Kagawa et al. has also published his experience performing robotic lateral pelvic lymph node dissection in 50 consecutive patients, describing this approach as safe and feasible (27). Although he did not make any comparison with either the laparoscopic or the open approach, he noted a median operative time of 476 min (range, 320–683 min) and median lateral lymph node dissection time of 165 min (range, 85–257 min). None of the patients in this series suffered from an anastomotic leak, and no patients were converted to either the open or the laparoscopic approach. Yamaguchi et al. compared the robotic approach against the open approach, and showed that although robotic lateral lymph node dissection resulted in longer operative times (455 vs. 410 min; P=0.007), complications including wound infection, small bowel obstruction, anastomotic leakage, and urinary retention were significantly lower in the robotic group than in the open group (28).
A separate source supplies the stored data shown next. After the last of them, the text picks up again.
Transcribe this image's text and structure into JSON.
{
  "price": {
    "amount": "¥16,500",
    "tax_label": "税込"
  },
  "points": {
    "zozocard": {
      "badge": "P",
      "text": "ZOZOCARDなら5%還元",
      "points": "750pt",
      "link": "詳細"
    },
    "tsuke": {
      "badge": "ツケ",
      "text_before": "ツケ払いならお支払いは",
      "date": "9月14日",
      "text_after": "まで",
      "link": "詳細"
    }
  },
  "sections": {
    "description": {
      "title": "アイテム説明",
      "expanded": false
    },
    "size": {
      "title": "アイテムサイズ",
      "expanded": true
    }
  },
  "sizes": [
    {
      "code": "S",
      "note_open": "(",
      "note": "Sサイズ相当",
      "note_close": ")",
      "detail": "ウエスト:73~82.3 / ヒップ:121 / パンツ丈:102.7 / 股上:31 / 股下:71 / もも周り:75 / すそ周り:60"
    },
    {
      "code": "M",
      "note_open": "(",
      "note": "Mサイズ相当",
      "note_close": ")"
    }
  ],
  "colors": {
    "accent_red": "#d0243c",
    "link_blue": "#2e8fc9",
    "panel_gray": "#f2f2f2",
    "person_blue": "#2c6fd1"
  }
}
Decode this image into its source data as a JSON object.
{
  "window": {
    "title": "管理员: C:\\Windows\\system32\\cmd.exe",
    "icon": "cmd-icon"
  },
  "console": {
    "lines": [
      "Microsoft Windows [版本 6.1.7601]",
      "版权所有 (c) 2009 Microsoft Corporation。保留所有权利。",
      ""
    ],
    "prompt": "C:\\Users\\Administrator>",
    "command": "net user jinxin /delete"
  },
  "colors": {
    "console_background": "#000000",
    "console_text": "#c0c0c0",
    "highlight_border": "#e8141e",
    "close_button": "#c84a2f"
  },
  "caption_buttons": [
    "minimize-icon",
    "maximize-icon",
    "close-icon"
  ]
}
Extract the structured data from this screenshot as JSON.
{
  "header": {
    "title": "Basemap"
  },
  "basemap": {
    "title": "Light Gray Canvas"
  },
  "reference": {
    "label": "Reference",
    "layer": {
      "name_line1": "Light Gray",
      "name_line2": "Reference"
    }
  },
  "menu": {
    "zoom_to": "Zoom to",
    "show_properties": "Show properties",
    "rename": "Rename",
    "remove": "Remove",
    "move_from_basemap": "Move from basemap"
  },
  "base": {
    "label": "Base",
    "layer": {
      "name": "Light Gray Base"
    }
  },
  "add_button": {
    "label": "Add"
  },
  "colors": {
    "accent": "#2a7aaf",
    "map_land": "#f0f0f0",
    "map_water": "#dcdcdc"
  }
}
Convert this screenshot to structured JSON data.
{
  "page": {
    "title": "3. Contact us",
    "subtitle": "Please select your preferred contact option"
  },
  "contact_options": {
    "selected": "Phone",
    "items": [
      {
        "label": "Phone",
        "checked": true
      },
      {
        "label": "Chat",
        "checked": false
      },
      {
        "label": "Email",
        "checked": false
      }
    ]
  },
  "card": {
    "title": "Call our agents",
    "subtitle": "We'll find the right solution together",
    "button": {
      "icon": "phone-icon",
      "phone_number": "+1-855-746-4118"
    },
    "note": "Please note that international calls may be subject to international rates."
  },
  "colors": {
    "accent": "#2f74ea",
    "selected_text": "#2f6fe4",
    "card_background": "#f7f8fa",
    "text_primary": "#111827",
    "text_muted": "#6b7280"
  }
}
Complications associated with lateral lymph node dissection
The extensive dissection required during lateral lymph node dissection has traditionally been associated with concerns of urinary as well as sexual dysfunction. Authors from the JCOG0212 trial published complication rates from their trial comparing rates of urinary dysfunction (29) and sexual dysfunction (36) among patients who underwent total mesorectal excision alone versus total mesorectal excision and lateral pelvic lymph node dissection. The authors found that there was no statistically significant increase in urinary dysfunction (58% vs. 59% respectively; P=0.76) or sexual dysfunction (68% vs. 79%; P=0.37). The authors therefore concluded that lateral lymph node dissection may not increase either urinary or sexual dysfunction.
Contemporary management of low rectal cancer involves neoadjuvant chemoradiotherapy. The addition of lateral pelvic lymph node dissection in either a prophylactic or therapeutic manner continues to be debated in the literature. This is partly dependent on our current ability to detect lateral pelvic lymph nodes with the aid of MRI. In addition, MRI findings can help us prognosticate which patients require additional therapy to their lateral pelvic lymph nodes. With only one non-inferiority trial investigating oncologic outcomes with the addition of lateral pelvic lymph node dissection, the impetus is on further trials to be performed to determine the efficacy of lateral pelvic lymph node dissection. Thus far, retrospective studies have suggested conflicting results regarding its efficacy.
Conflicts of Interest: The authors have no conflicts of interest to declare.
Ethical Statement: The authors are accountable for all aspects of the work in ensuring that questions related to the accuracy or integrity of any part of the work are appropriately investigated and resolved.